6: Phyllis Wheatley

2020 marks the 50th anniversary of the ordination of women in the ELCA, the 40th anniversary of women of color, and the 10th anniversary of LGBTQ+ siblings.

It’s an incredibly important marker for the ELCA, though it is only the beginning for the Church, as women are still denied ordination across the denominations and hold less than 15% of the leadership positions in the worldwide church! Therefore, in 2020, we in the Oregon Synod will highlight one woman from Christian history every week. Some you may know, others you may not, but all worthy of our respect and gratitude.

#6 Phyllis Wheatley

Phyllis Wheatley’s story is one among many revealing the gruesome nature of human slavery in our history. Captured and taken violently from her home in West Africa at age seven, Phyllis was transported in the bowels of a slave ship across the Atlantic and sold into slavery in Boston. Educated by the family that bought her -the Wheatley’s -by the age of 18 she became a poet renowned at home and abroad. So well known and loved was she that she corresponded with, and eventually met, leaders like President George Washington. Her achievements became an inspiration to, and catalyst for, the fledgling antislavery movement. Wheatley intentionally used her art to condemn the practice of slavery and remind her Christian audience of the universal and liberating nature of God’s love.
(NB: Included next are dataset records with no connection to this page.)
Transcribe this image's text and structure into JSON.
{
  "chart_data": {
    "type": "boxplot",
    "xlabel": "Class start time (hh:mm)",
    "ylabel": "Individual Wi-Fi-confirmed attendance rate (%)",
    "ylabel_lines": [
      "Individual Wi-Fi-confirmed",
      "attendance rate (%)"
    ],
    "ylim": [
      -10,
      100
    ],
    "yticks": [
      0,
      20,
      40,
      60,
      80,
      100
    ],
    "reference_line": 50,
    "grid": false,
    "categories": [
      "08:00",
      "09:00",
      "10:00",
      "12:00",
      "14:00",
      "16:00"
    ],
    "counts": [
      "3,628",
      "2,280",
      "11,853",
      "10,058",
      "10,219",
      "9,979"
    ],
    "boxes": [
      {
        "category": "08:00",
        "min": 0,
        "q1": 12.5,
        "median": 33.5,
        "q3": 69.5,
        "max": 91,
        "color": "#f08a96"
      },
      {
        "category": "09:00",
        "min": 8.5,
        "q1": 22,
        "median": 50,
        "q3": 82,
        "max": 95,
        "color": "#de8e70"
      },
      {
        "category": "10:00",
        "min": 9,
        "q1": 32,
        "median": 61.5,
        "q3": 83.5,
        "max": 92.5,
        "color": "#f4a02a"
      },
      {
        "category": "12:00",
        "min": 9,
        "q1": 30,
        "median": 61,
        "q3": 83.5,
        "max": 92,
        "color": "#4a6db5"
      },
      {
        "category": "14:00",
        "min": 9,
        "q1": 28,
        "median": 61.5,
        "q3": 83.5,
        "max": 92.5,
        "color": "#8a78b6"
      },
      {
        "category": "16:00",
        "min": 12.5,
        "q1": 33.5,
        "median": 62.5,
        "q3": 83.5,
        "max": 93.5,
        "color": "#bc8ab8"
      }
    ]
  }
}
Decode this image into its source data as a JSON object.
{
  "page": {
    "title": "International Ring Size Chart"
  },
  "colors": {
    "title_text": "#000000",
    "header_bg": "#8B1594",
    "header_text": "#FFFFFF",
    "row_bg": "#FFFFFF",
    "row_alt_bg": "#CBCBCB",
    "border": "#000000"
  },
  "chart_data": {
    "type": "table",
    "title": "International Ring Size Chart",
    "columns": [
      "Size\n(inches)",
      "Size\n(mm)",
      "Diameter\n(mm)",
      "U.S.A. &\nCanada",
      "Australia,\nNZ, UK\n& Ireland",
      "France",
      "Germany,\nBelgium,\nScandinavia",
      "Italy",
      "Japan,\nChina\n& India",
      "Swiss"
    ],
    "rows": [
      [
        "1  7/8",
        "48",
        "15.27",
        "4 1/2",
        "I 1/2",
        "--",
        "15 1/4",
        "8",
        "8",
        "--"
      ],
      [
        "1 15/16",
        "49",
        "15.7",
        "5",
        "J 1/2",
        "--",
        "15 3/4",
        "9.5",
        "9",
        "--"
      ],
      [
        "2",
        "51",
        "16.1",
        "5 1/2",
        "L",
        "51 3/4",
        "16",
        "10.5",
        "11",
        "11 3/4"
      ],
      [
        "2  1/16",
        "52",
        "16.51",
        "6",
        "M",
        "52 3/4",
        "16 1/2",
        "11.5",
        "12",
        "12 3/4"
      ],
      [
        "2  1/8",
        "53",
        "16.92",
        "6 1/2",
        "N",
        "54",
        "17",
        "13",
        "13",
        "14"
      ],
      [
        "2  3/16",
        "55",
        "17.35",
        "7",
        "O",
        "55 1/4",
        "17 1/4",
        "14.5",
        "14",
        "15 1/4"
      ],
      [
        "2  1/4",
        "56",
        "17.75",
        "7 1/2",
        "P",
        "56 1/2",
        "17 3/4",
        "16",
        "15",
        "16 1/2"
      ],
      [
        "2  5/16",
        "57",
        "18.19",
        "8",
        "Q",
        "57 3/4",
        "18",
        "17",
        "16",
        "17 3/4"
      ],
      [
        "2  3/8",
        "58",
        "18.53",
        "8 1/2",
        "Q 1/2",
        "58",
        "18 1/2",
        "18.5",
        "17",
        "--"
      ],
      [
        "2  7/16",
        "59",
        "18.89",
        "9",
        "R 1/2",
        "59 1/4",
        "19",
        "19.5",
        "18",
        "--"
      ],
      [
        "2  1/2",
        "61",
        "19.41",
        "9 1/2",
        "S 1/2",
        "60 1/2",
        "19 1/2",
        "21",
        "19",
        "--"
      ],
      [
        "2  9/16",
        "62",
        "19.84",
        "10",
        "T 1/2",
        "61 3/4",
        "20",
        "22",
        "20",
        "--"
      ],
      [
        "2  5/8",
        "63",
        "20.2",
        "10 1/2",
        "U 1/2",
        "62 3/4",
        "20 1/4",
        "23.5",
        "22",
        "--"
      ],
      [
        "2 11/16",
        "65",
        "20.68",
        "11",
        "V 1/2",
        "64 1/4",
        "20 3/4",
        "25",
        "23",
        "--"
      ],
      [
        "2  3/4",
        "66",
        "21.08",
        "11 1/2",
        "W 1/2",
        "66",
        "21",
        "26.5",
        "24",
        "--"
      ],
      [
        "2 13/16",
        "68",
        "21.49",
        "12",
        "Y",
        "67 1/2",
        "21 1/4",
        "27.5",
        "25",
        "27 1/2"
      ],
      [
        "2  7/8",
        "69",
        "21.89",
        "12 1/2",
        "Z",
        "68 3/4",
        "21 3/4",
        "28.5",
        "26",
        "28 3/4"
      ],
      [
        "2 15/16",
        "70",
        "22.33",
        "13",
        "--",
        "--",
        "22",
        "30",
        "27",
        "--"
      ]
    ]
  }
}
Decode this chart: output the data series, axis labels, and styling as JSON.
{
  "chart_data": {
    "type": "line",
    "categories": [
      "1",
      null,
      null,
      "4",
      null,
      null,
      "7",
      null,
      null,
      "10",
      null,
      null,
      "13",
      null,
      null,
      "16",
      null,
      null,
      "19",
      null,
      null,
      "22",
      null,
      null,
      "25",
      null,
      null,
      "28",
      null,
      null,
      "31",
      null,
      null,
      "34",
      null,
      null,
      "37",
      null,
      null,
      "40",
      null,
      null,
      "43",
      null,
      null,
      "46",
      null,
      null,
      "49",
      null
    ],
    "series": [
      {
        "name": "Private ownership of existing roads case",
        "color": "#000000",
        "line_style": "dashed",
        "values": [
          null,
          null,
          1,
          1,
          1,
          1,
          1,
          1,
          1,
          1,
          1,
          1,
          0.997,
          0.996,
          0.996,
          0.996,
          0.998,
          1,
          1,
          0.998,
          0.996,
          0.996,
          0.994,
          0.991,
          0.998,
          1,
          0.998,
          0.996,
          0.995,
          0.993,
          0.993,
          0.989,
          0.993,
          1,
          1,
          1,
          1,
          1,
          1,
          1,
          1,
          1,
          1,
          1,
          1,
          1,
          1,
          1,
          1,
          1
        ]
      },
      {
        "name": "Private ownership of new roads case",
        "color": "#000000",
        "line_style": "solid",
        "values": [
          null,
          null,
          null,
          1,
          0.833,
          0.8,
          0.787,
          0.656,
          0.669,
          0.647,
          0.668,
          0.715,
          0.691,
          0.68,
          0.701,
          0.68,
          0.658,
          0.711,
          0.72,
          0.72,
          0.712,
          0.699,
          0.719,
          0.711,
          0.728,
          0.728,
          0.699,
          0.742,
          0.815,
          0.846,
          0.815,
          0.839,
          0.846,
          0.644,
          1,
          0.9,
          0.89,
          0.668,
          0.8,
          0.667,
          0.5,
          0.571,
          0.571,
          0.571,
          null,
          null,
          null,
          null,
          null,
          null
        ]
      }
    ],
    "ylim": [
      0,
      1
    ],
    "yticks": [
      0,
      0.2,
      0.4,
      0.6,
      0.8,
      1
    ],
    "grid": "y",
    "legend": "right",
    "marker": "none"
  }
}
For instance, “On Being Brought from Africa to America,” the best-known Wheatley poem, chides the audience to remember that Africans must be included in the Christ’s promises: “Remember, Christians, Negroes, black as Cain, /May be refin’d and join th’ angelic train.” She strategically linked her nation’s struggle for freedom to the need for freedom amongst it’s slaves: “for in every human Breast, God has implanted a Principle, which we call Love of freedom; it is impatient of Oppression, and pants for Deliverance; and by the Leave of our modern Egyptians I will assert that the same Principle lives in us.”